No hay tren directo. La ruta habitual es Zúrich HB a Coira (alrededor de 1h15), y luego la línea del Albula de Coira a St. Moritz (unas 2 horas), en total unas 3h 30 minutos. El Swiss Travel Pass cubre ambos tramos; el panorámico Bernina Express solo circula desde Coira o Tirano, no desde Zúrich.
¿Es la línea del Bernina lo mismo que el Bernina Express?
No. La línea del Bernina es la infraestructura ferroviaria declarada Patrimonio de la Humanidad por la UNESCO entre Coira/St. Moritz y Tirano, en Italia. El Bernina Express es el tren panorámico con nombre propio, con asientos reservados y un suplemento, que circula por parte de esa línea. Los trenes regionales normales recorren las mismas vías sin el cargo de la reserva.
¿Cuánto cuesta el teleférico de Diavolezza?
Un billete de ida y vuelta suele rondar los CHF 60–70 por adulto, con descuentos para los titulares de Half Fare Card y Swiss Travel Pass. Conviene comprobar los precios actuales antes de viajar, ya que las tarifas de los telesillas alpinos se revisan casi cada temporada.
¿Cuándo cierran por mantenimiento los teleféricos de la Engadina?
La mayoría de los telesillas, incluido Diavolezza, cierran una o dos semanas en primavera (normalmente de abril a mayo) y de nuevo en otoño (normalmente de finales de octubre a noviembre) para su revisión anual. Es la razón principal por la que fallan tantos planes de un día aquí: conviene revisar la web del operador del telesilla concreto antes de reservar transporte o alojamiento.
¿Se puede visitar St. Moritz sin esquiar?
Sí. En verano hay paseos junto a los lagos de St.

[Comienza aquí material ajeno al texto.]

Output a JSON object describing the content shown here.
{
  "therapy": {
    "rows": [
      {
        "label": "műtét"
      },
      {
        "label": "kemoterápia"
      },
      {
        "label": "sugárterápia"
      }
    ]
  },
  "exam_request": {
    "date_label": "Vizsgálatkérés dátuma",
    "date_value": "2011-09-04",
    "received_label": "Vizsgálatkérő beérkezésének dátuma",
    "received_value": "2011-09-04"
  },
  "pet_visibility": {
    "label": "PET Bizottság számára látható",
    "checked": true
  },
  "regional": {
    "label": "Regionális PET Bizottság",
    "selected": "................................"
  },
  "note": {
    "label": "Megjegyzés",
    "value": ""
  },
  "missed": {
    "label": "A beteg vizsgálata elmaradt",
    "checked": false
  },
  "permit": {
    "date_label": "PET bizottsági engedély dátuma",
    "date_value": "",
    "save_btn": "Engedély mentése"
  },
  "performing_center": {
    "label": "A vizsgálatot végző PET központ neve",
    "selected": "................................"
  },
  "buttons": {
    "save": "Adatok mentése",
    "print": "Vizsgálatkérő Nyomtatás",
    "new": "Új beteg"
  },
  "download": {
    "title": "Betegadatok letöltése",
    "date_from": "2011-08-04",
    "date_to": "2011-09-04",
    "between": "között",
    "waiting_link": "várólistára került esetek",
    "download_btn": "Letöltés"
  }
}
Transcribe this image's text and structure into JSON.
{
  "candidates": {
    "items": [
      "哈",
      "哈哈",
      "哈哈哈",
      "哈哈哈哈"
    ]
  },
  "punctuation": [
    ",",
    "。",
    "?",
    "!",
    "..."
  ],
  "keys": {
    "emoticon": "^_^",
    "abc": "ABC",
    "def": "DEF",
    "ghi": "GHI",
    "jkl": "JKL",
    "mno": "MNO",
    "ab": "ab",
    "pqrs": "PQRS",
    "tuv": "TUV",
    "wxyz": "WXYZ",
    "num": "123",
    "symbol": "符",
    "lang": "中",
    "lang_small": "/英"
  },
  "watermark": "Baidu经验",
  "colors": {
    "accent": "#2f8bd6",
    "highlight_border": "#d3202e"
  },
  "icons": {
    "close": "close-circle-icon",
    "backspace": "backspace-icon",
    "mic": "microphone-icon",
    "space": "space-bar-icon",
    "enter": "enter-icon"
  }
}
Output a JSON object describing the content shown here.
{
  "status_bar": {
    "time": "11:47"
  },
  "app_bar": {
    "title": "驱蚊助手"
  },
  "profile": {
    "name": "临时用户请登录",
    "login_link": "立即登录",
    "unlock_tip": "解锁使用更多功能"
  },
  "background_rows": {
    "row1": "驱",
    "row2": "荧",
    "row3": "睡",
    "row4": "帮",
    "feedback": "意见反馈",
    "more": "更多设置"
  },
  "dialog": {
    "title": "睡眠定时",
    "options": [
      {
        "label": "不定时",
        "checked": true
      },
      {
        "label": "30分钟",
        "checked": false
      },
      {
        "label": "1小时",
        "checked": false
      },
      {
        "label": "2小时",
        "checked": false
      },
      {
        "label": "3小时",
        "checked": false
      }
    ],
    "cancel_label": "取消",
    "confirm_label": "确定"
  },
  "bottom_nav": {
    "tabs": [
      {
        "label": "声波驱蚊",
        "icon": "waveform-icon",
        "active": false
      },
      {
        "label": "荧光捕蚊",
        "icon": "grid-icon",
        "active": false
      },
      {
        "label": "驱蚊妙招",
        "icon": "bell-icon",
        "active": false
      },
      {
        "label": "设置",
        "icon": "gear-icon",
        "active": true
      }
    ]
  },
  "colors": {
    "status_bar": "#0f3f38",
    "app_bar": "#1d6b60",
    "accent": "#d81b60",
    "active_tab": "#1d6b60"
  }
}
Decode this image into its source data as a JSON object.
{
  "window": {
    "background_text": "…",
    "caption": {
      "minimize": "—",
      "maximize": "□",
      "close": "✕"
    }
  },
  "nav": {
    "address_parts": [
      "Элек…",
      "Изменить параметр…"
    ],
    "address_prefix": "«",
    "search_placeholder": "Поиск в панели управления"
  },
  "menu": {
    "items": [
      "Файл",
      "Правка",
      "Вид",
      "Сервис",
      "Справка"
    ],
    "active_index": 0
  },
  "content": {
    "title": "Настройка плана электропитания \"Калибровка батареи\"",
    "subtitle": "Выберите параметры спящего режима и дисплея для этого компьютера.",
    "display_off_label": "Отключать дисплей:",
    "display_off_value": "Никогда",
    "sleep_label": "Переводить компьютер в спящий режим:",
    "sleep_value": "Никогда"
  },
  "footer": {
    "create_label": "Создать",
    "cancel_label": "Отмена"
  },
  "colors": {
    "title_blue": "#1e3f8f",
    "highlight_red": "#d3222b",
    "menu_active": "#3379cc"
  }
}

Moritzersee, Silvaplanersee y Silsersee, senderismo hacia el glaciar de Morteratsch, y la propia línea del Bernina como trayecto panorámico. El Museo Segantini y los pueblos pintados de la Engadina son opciones válidas todo el año, sin depender de la nieve.
¿Es St. Moritz caro en comparación con el resto de Suiza?
Sí, notablemente, incluso para los estándares suizos. St. Moritz se promociona como estación de lujo desde el siglo XIX, y los precios de hoteles y restaurantes lo reflejan. Alojarse en Pontresina, Celerina o Samedan, a pocos minutos en tren o autobús, es una forma habitual de reducir gastos sin perder acceso a la zona.